The Minister finished speaking, took a few questions ("I am an innocent man, and everyone knows it; why am I here?" and then more heartwrendingly, "I was told that I would be released when I turned 70. I'm 72 now; when will I be released?"), and then we high-tailed it out.

The Governor told us later that he thought it foolhardy that we entered into the center of the prison with so many obscenely dangerous criminals wandering around. Commander Killjoy later mandated that no U.S. personnel are allowed to enter the inner courtyard in the future ("It really is a kill box in there"), making our visit possibly the last by USG representatives. All things considered, I can't say I'm sad I don't have to go back.

3 comments:

Dakota said...

Are there pictures? Of course there are pictures.
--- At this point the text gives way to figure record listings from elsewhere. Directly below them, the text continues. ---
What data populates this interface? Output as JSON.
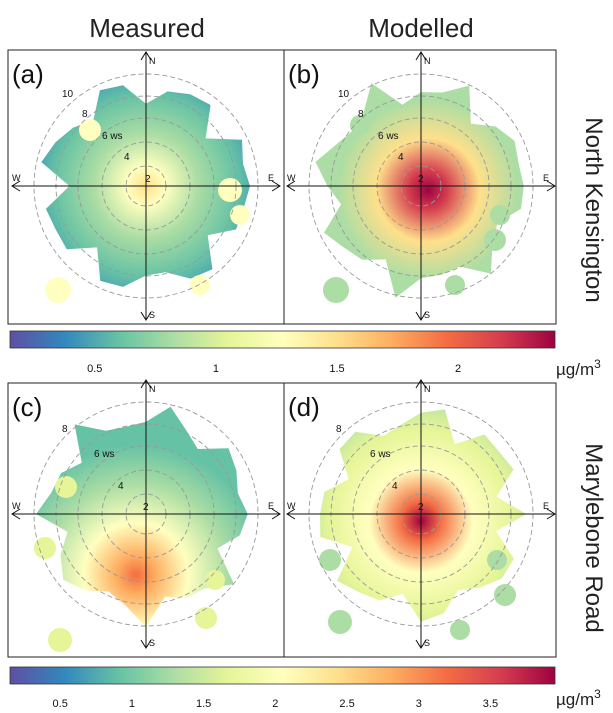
{
  "columns": [
    "Measured",
    "Modelled"
  ],
  "rows": [
    "North Kensington",
    "Marylebone Road"
  ],
  "compass": {
    "N": "N",
    "S": "S",
    "E": "E",
    "W": "W"
  },
  "colormap": [
    "#5e4fa2",
    "#3288bd",
    "#66c2a5",
    "#abdda4",
    "#e6f598",
    "#ffffbf",
    "#fee08b",
    "#fdae61",
    "#f46d43",
    "#d53e4f",
    "#9e0142"
  ],
  "chart_data": [
    {
      "type": "heatmap",
      "panels": [
        {
          "label": "(a)",
          "title": "Measured",
          "ring_labels": [
            "2",
            "4",
            "6 ws",
            "8",
            "10"
          ]
        },
        {
          "label": "(b)",
          "title": "Modelled",
          "ring_labels": [
            "2",
            "4",
            "6 ws",
            "8",
            "10"
          ]
        }
      ],
      "row_label": "North Kensington",
      "colorbar": {
        "ticks": [
          "0.5",
          "1",
          "1.5",
          "2"
        ],
        "tick_values": [
          0.5,
          1,
          1.5,
          2
        ],
        "range": [
          0.15,
          2.4
        ],
        "unit_prefix": "µg/m",
        "unit_exp": "3"
      }
    },
    {
      "type": "heatmap",
      "panels": [
        {
          "label": "(c)",
          "title": "Measured",
          "ring_labels": [
            "2",
            "4",
            "6 ws",
            "8"
          ]
        },
        {
          "label": "(d)",
          "title": "Modelled",
          "ring_labels": [
            "2",
            "4",
            "6 ws",
            "8"
          ]
        }
      ],
      "row_label": "Marylebone Road",
      "colorbar": {
        "ticks": [
          "0.5",
          "1",
          "1.5",
          "2",
          "2.5",
          "3",
          "3.5"
        ],
        "tick_values": [
          0.5,
          1,
          1.5,
          2,
          2.5,
          3,
          3.5
        ],
        "range": [
          0.15,
          3.95
        ],
        "unit_prefix": "µg/m",
        "unit_exp": "3"
      }
    }
  ]
}
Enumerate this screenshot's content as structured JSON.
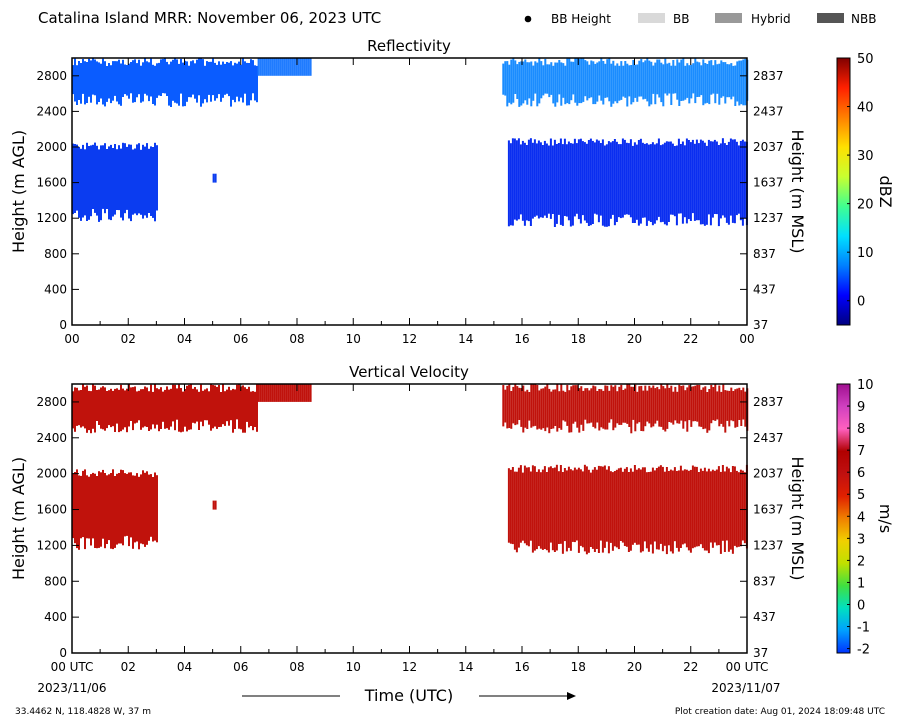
{
  "header": {
    "title": "Catalina Island MRR:  November 06, 2023 UTC",
    "legend": [
      {
        "label": "BB Height",
        "kind": "dot",
        "color": "#000000"
      },
      {
        "label": "BB",
        "kind": "swatch",
        "color": "#d9d9d9"
      },
      {
        "label": "Hybrid",
        "kind": "swatch",
        "color": "#999999"
      },
      {
        "label": "NBB",
        "kind": "swatch",
        "color": "#555555"
      }
    ]
  },
  "chart_data": [
    {
      "type": "heatmap",
      "title": "Reflectivity",
      "ylabel": "Height (m AGL)",
      "ylabel_right": "Height (m MSL)",
      "xlim": [
        0,
        24
      ],
      "ylim": [
        0,
        3000
      ],
      "x_ticks": [
        "00",
        "02",
        "04",
        "06",
        "08",
        "10",
        "12",
        "14",
        "16",
        "18",
        "20",
        "22",
        "00"
      ],
      "y_ticks": [
        "0",
        "400",
        "800",
        "1200",
        "1600",
        "2000",
        "2400",
        "2800"
      ],
      "y_ticks_right": [
        "37",
        "437",
        "837",
        "1237",
        "1637",
        "2037",
        "2437",
        "2837"
      ],
      "colorbar": {
        "label": "dBZ",
        "range": [
          -5,
          50
        ],
        "ticks": [
          "0",
          "10",
          "20",
          "30",
          "40",
          "50"
        ]
      },
      "regions": [
        {
          "x": [
            0.0,
            6.6
          ],
          "y": [
            2450,
            3000
          ],
          "value": 4,
          "color": "#0a5cff",
          "note": "upper echo layer, early period"
        },
        {
          "x": [
            6.6,
            8.5
          ],
          "y": [
            2800,
            3000
          ],
          "value": 6,
          "color": "#1f7bff"
        },
        {
          "x": [
            0.0,
            3.0
          ],
          "y": [
            1150,
            2050
          ],
          "value": 2,
          "color": "#0b3cf0",
          "note": "lower echo layer, early period"
        },
        {
          "x": [
            5.0,
            5.1
          ],
          "y": [
            1600,
            1700
          ],
          "value": 2,
          "color": "#0b3cf0"
        },
        {
          "x": [
            15.3,
            24.0
          ],
          "y": [
            2450,
            3000
          ],
          "value": 6,
          "color": "#1a8cff",
          "note": "upper echo layer, late period"
        },
        {
          "x": [
            15.5,
            24.0
          ],
          "y": [
            1100,
            2100
          ],
          "value": 1,
          "color": "#0a2ef0",
          "note": "lower echo layer, late period"
        }
      ]
    },
    {
      "type": "heatmap",
      "title": "Vertical Velocity",
      "ylabel": "Height (m AGL)",
      "ylabel_right": "Height (m MSL)",
      "xlabel": "Time (UTC)",
      "xlim": [
        0,
        24
      ],
      "ylim": [
        0,
        3000
      ],
      "x_ticks": [
        "00 UTC",
        "02",
        "04",
        "06",
        "08",
        "10",
        "12",
        "14",
        "16",
        "18",
        "20",
        "22",
        "00 UTC"
      ],
      "x_subticks": {
        "start": "2023/11/06",
        "end": "2023/11/07"
      },
      "y_ticks": [
        "0",
        "400",
        "800",
        "1200",
        "1600",
        "2000",
        "2400",
        "2800"
      ],
      "y_ticks_right": [
        "37",
        "437",
        "837",
        "1237",
        "1637",
        "2037",
        "2437",
        "2837"
      ],
      "colorbar": {
        "label": "m/s",
        "range": [
          -2.2,
          10
        ],
        "ticks": [
          "-2",
          "-1",
          "0",
          "1",
          "2",
          "3",
          "4",
          "5",
          "6",
          "7",
          "8",
          "9",
          "10"
        ]
      },
      "regions": [
        {
          "x": [
            0.0,
            6.6
          ],
          "y": [
            2450,
            3000
          ],
          "value": 5.8,
          "color": "#c0120c"
        },
        {
          "x": [
            6.6,
            8.5
          ],
          "y": [
            2800,
            3000
          ],
          "value": 5.8,
          "color": "#c0120c"
        },
        {
          "x": [
            0.0,
            3.0
          ],
          "y": [
            1150,
            2050
          ],
          "value": 5.8,
          "color": "#c0120c"
        },
        {
          "x": [
            5.0,
            5.1
          ],
          "y": [
            1600,
            1700
          ],
          "value": 5.8,
          "color": "#c0120c"
        },
        {
          "x": [
            15.3,
            24.0
          ],
          "y": [
            2450,
            3000
          ],
          "value": 5.8,
          "color": "#c0120c"
        },
        {
          "x": [
            15.5,
            24.0
          ],
          "y": [
            1100,
            2100
          ],
          "value": 5.8,
          "color": "#c0120c"
        }
      ]
    }
  ],
  "footer": {
    "location": "33.4462 N, 118.4828 W, 37 m",
    "creation": "Plot creation date: Aug 01, 2024 18:09:48 UTC"
  }
}
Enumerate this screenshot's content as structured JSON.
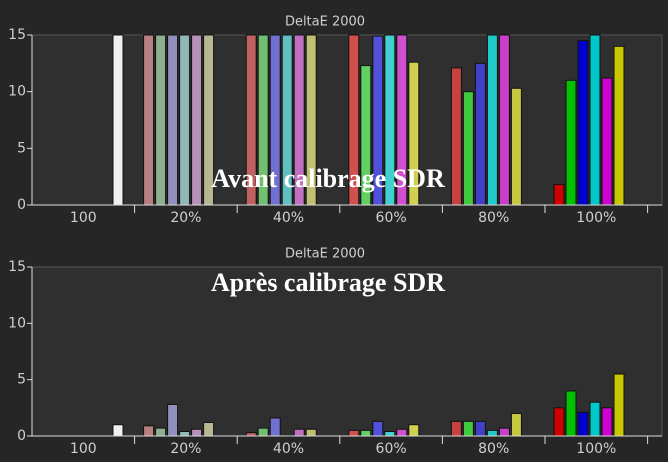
{
  "chart_data": [
    {
      "type": "bar",
      "title": "DeltaE 2000",
      "annotation": "Avant calibrage SDR",
      "categories": [
        "100",
        "20%",
        "40%",
        "60%",
        "80%",
        "100%"
      ],
      "ylim": [
        0,
        15
      ],
      "yticks": [
        0,
        5,
        10,
        15
      ],
      "series": [
        {
          "colors": [
            null,
            "#b88080",
            "#c06060",
            "#d05050",
            "#c84040",
            "#d00000"
          ],
          "values": [
            null,
            15,
            15,
            15,
            12.1,
            1.8
          ]
        },
        {
          "colors": [
            null,
            "#8fb08f",
            "#70c070",
            "#60d060",
            "#40c840",
            "#00c000"
          ],
          "values": [
            null,
            15,
            15,
            12.3,
            10,
            11
          ]
        },
        {
          "colors": [
            null,
            "#9090c0",
            "#7070d0",
            "#5050d8",
            "#4040c8",
            "#0000d0"
          ],
          "values": [
            null,
            15,
            15,
            14.9,
            12.5,
            14.5
          ]
        },
        {
          "colors": [
            null,
            "#90b8b8",
            "#60c0c0",
            "#40d0d0",
            "#20c8c8",
            "#00c8c8"
          ],
          "values": [
            null,
            15,
            15,
            15,
            15,
            15
          ]
        },
        {
          "colors": [
            null,
            "#b890b8",
            "#c070c0",
            "#d050d0",
            "#c840c8",
            "#d000d0"
          ],
          "values": [
            null,
            15,
            15,
            15,
            15,
            11.2
          ]
        },
        {
          "colors": [
            null,
            "#b8b890",
            "#c0c070",
            "#d0d050",
            "#c8c840",
            "#c8c800"
          ],
          "values": [
            null,
            15,
            15,
            12.6,
            10.3,
            14
          ]
        },
        {
          "colors": [
            "#f0f0f0",
            null,
            null,
            null,
            null,
            null
          ],
          "values": [
            15,
            null,
            null,
            null,
            null,
            null
          ]
        }
      ]
    },
    {
      "type": "bar",
      "title": "DeltaE 2000",
      "annotation": "Après calibrage SDR",
      "categories": [
        "100",
        "20%",
        "40%",
        "60%",
        "80%",
        "100%"
      ],
      "ylim": [
        0,
        15
      ],
      "yticks": [
        0,
        5,
        10,
        15
      ],
      "series": [
        {
          "colors": [
            null,
            "#b88080",
            "#c06060",
            "#d05050",
            "#c84040",
            "#d00000"
          ],
          "values": [
            null,
            0.9,
            0.3,
            0.5,
            1.3,
            2.5
          ]
        },
        {
          "colors": [
            null,
            "#8fb08f",
            "#70c070",
            "#60d060",
            "#40c840",
            "#00c000"
          ],
          "values": [
            null,
            0.7,
            0.7,
            0.5,
            1.3,
            4
          ]
        },
        {
          "colors": [
            null,
            "#9090c0",
            "#7070d0",
            "#5050d8",
            "#4040c8",
            "#0000d0"
          ],
          "values": [
            null,
            2.8,
            1.6,
            1.3,
            1.3,
            2.1
          ]
        },
        {
          "colors": [
            null,
            "#90b8b8",
            "#60c0c0",
            "#40d0d0",
            "#20c8c8",
            "#00c8c8"
          ],
          "values": [
            null,
            0.4,
            0,
            0.4,
            0.5,
            3
          ]
        },
        {
          "colors": [
            null,
            "#b890b8",
            "#c070c0",
            "#d050d0",
            "#c840c8",
            "#d000d0"
          ],
          "values": [
            null,
            0.6,
            0.6,
            0.6,
            0.7,
            2.5
          ]
        },
        {
          "colors": [
            null,
            "#b8b890",
            "#c0c070",
            "#d0d050",
            "#c8c840",
            "#c8c800"
          ],
          "values": [
            null,
            1.2,
            0.6,
            1,
            2,
            5.5
          ]
        },
        {
          "colors": [
            "#f0f0f0",
            null,
            null,
            null,
            null,
            null
          ],
          "values": [
            1,
            null,
            null,
            null,
            null,
            null
          ]
        }
      ]
    }
  ]
}
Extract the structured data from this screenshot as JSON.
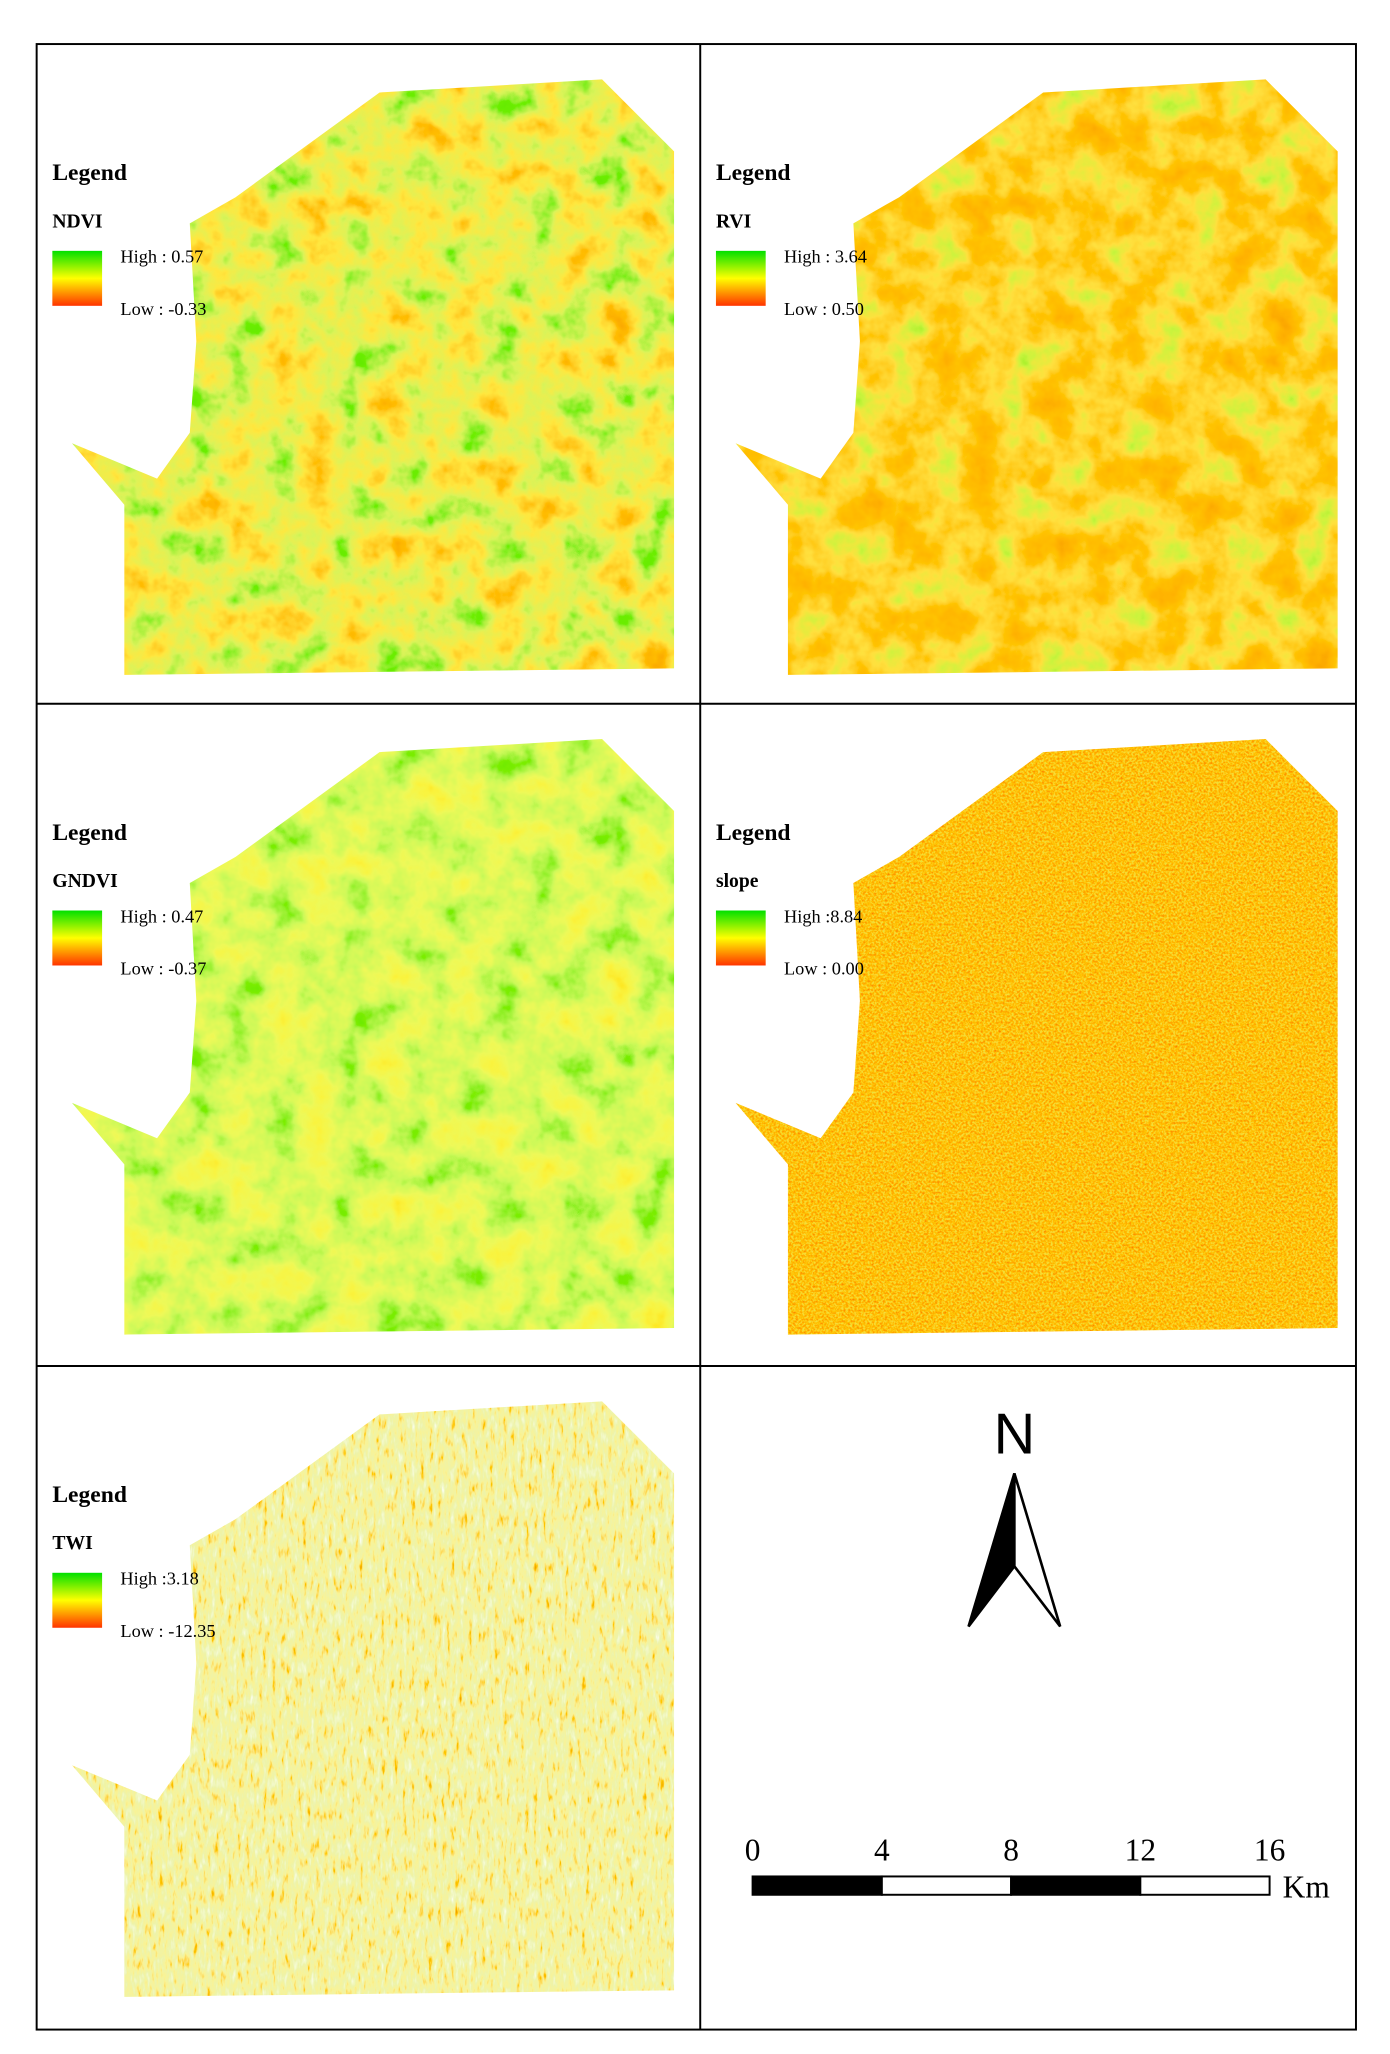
{
  "panels": [
    {
      "legend_title": "Legend",
      "layer": "NDVI",
      "high": "High : 0.57",
      "low": "Low : -0.33"
    },
    {
      "legend_title": "Legend",
      "layer": "RVI",
      "high": "High : 3.64",
      "low": "Low : 0.50"
    },
    {
      "legend_title": "Legend",
      "layer": "GNDVI",
      "high": "High : 0.47",
      "low": "Low : -0.37"
    },
    {
      "legend_title": "Legend",
      "layer": "slope",
      "high": "High :8.84",
      "low": "Low : 0.00"
    },
    {
      "legend_title": "Legend",
      "layer": "TWI",
      "high": "High :3.18",
      "low": "Low : -12.35"
    }
  ],
  "north": "N",
  "scale_bar": {
    "ticks": [
      0,
      4,
      8,
      12,
      16
    ],
    "unit": "Km"
  }
}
But I'm on R&R and they're on my laptop at home. Will I add them in later? I'd like to pretend so, but... let's not kid ourselves.

Becky said...

Another amazing post. Thanks for the insight. What a crazy experience you had. Glad you made it out okay. (And thanks for the laugh. My husband and I got a kick out of your forgotten report story.)

MikeThorlin said...

Sorry D, but I feel compelled to make a correction to your post.

TF Arrow is NOT Infantry. They are a Field Artillery battalion. Cannon-Cockers, Gun-Monkeys, Gun-Bunnies, Lanyard-Jerkers, Redlegs, Infantry Wanna-be's... whatever you wish to call them, but not Infantry.

They have been cast into a traditionally infantry mission, but they are most definitely not infantry.

Anyways, I was dissapointed to miss the prison mission, but I did meet the wife in a timely fashion in Hong Kong and we really enjoyed our time in HK, Thailand and Singapore. However, by the last 2 days, I was sooo tired of hearing Mandarin/Cantonese... it literally hurt my ears... I locked myself into my hotel room and only left to eat... at Burger King in Kowloon.